La moitié de toutes les nouvelles voitures britanniques devraient être électriques d’ici 2028, selon le gouvernement

Plus de la moitié de toutes les voitures neuves vendues au Royaume-Uni doivent être entièrement électriques d’ici 2028, conformément aux propositions détaillées du gouvernement dévoilées jeudi pour ouvrir la voie à l’élimination progressive de la vente de véhicules traditionnels à essence et diesel d’ici la fin de la décennie.

Les ministres veulent introduire un mandat de vente à la chinoise à partir de 2024, ce qui obligerait les constructeurs automobiles à augmenter la proportion de voitures électriques en pourcentage de leurs ventes chaque année jusqu’en 2035, date à laquelle tous les modèles devront être à zéro émission.

Selon des plans dévoilés il y a deux ans, le gouvernement interdirait la vente de nouvelles voitures à essence et diesel à partir de 2030, mais autoriserait la vente de certains nouveaux modèles hybrides jusqu’en 2035.

Les objectifs spécifiques d’année en année divulgués en ligne jeudi incluent une part de 22% de tout électrique obligatoire par fabricant au début du programme en 2024, augmentant chaque année à 52% en 2028 et 80% d’ici 2030.

L’organisme industriel de la Society of Motor Manufacturers and Traders a déclaré que les nouvelles règles “doivent encourager les consommateurs à acheter et pas seulement obliger les fabricants à produire”. Il a renouvelé son appel aux fabricants pour qu’ils soient libérés des objectifs contraignants s’il n’y avait pas suffisamment de chargeurs électriques installés au Royaume-Uni.

Le mois dernier, l’Office for Budget Responsibility prévoyait que 59 % des ventes de voitures neuves seraient électriques d’ici 2027, soit le double du niveau prévu en octobre.
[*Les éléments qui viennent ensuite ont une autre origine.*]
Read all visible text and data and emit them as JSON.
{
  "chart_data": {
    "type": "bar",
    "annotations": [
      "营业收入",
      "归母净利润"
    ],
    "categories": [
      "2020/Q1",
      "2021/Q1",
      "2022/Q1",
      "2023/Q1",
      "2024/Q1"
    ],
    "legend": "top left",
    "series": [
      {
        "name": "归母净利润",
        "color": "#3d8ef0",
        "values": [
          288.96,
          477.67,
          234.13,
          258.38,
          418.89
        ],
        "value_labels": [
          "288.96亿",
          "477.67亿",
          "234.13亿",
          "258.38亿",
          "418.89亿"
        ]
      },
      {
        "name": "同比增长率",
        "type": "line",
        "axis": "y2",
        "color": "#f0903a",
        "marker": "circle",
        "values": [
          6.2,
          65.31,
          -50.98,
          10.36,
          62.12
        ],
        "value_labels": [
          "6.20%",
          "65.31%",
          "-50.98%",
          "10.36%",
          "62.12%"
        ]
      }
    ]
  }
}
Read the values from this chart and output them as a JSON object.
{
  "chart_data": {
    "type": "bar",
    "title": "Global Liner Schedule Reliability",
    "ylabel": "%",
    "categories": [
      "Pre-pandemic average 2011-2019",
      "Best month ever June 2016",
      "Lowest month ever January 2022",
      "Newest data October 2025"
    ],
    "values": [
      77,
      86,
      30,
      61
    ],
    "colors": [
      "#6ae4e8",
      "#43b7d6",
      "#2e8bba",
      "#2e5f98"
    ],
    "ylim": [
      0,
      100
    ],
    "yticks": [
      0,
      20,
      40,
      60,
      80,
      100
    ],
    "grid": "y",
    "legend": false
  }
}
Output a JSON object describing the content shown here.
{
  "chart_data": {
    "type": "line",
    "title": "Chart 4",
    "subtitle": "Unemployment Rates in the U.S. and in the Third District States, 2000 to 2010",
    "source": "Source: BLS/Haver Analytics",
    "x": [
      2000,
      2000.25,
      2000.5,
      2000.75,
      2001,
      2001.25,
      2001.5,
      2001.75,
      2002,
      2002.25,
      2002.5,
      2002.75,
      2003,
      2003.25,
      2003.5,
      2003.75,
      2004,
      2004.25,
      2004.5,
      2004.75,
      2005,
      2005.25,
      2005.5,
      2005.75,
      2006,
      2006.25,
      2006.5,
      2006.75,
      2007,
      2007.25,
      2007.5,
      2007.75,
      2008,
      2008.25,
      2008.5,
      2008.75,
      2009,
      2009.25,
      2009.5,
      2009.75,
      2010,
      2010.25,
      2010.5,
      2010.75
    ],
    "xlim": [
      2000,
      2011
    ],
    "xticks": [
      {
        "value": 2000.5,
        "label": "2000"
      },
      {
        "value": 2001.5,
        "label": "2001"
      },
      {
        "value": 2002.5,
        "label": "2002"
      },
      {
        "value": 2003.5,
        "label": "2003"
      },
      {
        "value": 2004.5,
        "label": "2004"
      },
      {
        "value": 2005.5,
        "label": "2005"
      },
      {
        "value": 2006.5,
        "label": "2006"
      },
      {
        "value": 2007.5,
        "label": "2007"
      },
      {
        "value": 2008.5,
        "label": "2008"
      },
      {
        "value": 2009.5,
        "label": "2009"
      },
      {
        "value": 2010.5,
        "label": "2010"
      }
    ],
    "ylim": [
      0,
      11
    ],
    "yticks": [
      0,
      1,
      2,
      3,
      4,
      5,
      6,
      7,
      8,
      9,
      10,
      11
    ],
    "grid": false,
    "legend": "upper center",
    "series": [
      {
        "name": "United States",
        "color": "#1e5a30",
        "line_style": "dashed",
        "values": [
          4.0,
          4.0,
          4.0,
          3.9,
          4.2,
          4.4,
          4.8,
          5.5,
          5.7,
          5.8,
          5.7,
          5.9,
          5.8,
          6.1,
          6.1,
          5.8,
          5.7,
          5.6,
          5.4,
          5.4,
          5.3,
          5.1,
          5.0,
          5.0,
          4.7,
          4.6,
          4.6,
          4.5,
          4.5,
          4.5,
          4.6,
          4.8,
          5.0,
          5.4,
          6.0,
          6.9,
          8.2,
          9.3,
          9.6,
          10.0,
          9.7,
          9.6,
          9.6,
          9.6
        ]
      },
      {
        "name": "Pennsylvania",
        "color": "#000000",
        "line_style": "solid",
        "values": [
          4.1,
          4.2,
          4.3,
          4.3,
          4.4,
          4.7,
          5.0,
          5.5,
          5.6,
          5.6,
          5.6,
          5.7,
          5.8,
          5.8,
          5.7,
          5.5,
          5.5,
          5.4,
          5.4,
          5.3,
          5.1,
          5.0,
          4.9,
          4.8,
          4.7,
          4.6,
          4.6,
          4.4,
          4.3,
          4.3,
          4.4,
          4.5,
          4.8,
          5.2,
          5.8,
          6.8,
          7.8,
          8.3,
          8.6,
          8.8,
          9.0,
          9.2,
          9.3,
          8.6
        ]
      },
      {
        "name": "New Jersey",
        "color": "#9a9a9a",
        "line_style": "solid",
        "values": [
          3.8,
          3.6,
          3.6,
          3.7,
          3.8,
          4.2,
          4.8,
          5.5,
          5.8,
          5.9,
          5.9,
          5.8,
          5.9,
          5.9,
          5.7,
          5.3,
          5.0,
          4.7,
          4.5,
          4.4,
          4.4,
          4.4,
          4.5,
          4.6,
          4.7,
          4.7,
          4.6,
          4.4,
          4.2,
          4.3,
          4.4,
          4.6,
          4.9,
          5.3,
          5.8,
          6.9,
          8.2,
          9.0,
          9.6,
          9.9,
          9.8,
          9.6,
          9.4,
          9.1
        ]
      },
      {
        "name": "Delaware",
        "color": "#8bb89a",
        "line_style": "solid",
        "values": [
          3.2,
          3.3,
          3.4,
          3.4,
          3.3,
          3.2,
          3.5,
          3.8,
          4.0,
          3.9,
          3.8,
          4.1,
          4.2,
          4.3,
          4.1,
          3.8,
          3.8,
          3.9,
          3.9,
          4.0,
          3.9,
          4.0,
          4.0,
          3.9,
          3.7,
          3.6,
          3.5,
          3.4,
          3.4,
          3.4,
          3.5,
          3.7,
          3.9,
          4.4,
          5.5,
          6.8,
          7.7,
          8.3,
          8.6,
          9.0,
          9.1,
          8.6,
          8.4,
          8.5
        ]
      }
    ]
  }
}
Les voitures électriques à batterie représentaient 12 % des véhicules neufs vendus l’année dernière, mais certains constructeurs, comme Toyota, s’appuient actuellement sur des systèmes hybrides pour réduire les émissions et n’ont commencé à vendre que cette année des véhicules entièrement électriques. Jaguar Land Rover, le plus grand constructeur automobile britannique, ne vend qu’un seul modèle électrique et ne devrait pas sortir sa prochaine voiture électrique avant 2024.

Mais les constructeurs automobiles ont critiqué la proposition de politique détaillée pour éviter de clarifier l’avenir des voitures hybrides, qui sont construites dans deux des plus grandes usines automobiles du Royaume-Uni, détenues par Nissan et Toyota.

Les ministres avaient précédemment déclaré que seules les voitures neuves avec une “capacité zéro émission significative” échapperaient à l’interdiction de vente de 2030, tout en signalant que les ventes de véhicules qui basculent entre l’utilisation du moteur et de la batterie pendant le fonctionnement, appelés “hybrides complets”, pourraient toujours être autorisées.

Le document de proposition de politique, publié après une consultation avec l’industrie, a déclaré qu’il ne pouvait pas “établir précisément cette définition” tant que les ministres n’auraient pas d’objectifs de vente de véhicules électriques.

Le retard laisse les constructeurs automobiles qui vendent de tels hybrides – qui incluent également Honda, Hyundai et Renault – incertains si les modèles utilisant la technologie seraient toujours autorisés dans les salles d’exposition britanniques à partir de la fin de la décennie.

Les constructeurs automobiles ont besoin de plusieurs années pour modifier les plans de production, en particulier si cela implique des changements dans les usines automobiles existantes. Toyota a précédemment averti qu’il cesserait d’investir dans son usine britannique, où plus de 80 % de la production est hybride, si sa technologie était interdite à la vente.

Honda a déclaré: “Nous sommes déçus que le gouvernement ait reporté l’établissement d’une définition des hybrides pouvant être vendus après 2030.”

D’autres changements politiques proposés empêcheraient les constructeurs automobiles de mettre en commun leurs scores d’émissions de CO2, comme ils le font actuellement, pour les mettre en conformité avec les objectifs existants.

Il serait remplacé par un système similaire qui permettrait aux constructeurs qui dépassent leur objectif de vente zéro émission de vendre des “crédits” à d’autres constructeurs automobiles avec des gammes de modèles qui n’atteignent pas les objectifs.

Cela permettrait à de plus petits groupes, tels que Ferrari ou Aston Martin, de se conformer dans les premières années du programme avant de sortir des modèles entièrement électriques.